A client with a Staphylococcus aureus infection present in a sacral pressure ulcer has received treatment with three courses of antibiotics without eliminating the infection. What does the nurse understand has occurred with the client?
- A. The client has a multidrug-resistant strain of bacteria.
- B. The client has been misdiagnosed and has another type of microorganism present.
- C. Staphylococcus aureus cannot be treated by antibiotics.
- D. Staphylococcus aureus is a fungus and must be treated with an antifungal agent, not an antibiotic.
Correct Answer: A
Rationale: Some bacteria, such as Staphylococcus aureus, Streptococcus pneumoniae, and Escherichia coli, are developing multidrug resistance, the ability to remain unaffected by antimicrobial drugs such as antibiotics.

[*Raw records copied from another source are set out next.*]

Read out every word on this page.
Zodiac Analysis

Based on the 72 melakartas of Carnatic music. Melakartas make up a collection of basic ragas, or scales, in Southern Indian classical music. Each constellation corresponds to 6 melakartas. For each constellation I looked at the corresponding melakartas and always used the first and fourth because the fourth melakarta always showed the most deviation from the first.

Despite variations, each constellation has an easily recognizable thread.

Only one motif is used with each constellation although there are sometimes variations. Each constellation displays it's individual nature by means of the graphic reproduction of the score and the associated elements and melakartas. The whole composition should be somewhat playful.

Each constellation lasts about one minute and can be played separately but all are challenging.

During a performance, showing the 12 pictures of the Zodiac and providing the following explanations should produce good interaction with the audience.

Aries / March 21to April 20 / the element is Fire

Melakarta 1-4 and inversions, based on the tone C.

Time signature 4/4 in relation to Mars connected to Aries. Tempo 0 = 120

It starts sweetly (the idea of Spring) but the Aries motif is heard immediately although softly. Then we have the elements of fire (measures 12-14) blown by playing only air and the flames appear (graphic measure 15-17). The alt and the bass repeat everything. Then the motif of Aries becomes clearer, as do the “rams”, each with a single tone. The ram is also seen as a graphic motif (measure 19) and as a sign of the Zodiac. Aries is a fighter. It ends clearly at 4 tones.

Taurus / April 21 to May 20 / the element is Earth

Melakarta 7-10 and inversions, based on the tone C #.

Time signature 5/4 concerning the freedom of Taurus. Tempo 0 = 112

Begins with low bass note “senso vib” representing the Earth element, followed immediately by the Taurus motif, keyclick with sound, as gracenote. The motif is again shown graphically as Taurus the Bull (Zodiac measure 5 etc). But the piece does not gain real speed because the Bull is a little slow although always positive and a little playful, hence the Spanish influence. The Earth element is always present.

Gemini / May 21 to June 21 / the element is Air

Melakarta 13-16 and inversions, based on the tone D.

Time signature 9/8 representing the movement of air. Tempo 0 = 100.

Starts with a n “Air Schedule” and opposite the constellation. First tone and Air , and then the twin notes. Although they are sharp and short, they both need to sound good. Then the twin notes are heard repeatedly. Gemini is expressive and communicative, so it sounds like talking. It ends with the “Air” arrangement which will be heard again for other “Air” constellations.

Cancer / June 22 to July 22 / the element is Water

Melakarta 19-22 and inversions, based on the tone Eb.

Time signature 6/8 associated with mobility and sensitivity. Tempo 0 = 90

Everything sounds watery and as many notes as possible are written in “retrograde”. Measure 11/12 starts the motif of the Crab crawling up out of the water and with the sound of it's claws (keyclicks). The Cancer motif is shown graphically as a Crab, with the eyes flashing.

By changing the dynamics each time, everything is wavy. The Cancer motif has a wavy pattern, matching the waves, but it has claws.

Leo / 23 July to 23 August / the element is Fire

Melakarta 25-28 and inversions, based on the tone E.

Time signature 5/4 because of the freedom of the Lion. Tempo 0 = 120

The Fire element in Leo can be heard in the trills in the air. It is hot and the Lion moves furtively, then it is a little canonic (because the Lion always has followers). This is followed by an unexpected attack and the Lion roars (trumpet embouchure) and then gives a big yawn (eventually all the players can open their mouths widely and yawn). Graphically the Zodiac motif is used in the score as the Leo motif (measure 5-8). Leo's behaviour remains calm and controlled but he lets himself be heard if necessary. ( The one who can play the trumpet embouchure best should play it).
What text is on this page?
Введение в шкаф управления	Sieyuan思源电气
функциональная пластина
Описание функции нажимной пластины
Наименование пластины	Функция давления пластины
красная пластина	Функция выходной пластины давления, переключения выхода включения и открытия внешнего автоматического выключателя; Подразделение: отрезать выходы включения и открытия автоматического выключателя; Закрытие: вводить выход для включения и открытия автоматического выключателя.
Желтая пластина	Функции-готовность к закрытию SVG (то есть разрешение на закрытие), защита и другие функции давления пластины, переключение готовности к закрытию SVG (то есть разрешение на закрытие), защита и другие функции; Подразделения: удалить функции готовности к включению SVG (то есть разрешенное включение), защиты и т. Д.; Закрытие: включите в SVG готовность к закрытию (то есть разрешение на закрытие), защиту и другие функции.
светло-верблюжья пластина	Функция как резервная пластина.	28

There are no facts to indicate the client has been misdiagnosed. Staphylococcus aureus is treated with antibiotics and is a bacterium, not a fungus.
A client arrives at the emergency department reporting severe diarrhea and vomiting that began after ingesting a hot dog at the ballpark 6 hours ago. How does the nurse understand that the contaminated food was transmitted to the client?
- A. Droplet
- B. Airborne
- C. Vehicle
- D. Vector
Correct Answer: C
Rationale: Vehicle is the route of transmission for this client's illness. It is found on or in contaminated food, water, objects, or equipment and can occur from eating or drinking tainted products. The route of transmission, droplet is by a spray of moist particles within a 3-foot radius of infected persons. Airborne is a route of transmission that is a suspension and transport on air currents beyond 3 feet. An infection by vector is found on infected animals or insect to susceptible persons.
The nurse is working on a gerontology unit. A family member calls and tells the nurse they want to bring the family in to see one of the clients on the unit. The family member is concerned because several of the family members have colds. What instructions should the nurse provide to someone with a respiratory infection?
- A. Avoid intake of frozen foods.
- B. Avoid visiting older adults.
- C. Avoid direct sunlight.
- D. Avoid meats and other protein-rich foods.
Correct Answer: B
Rationale: The nurse should instruct anyone with respiratory infections to avoid visiting older adults until symptoms subside; older adults are more susceptible to infections because their defense mechanisms are less efficient. It is not essential for the client to avoid frozen or protein-rich foods or direct sunlight.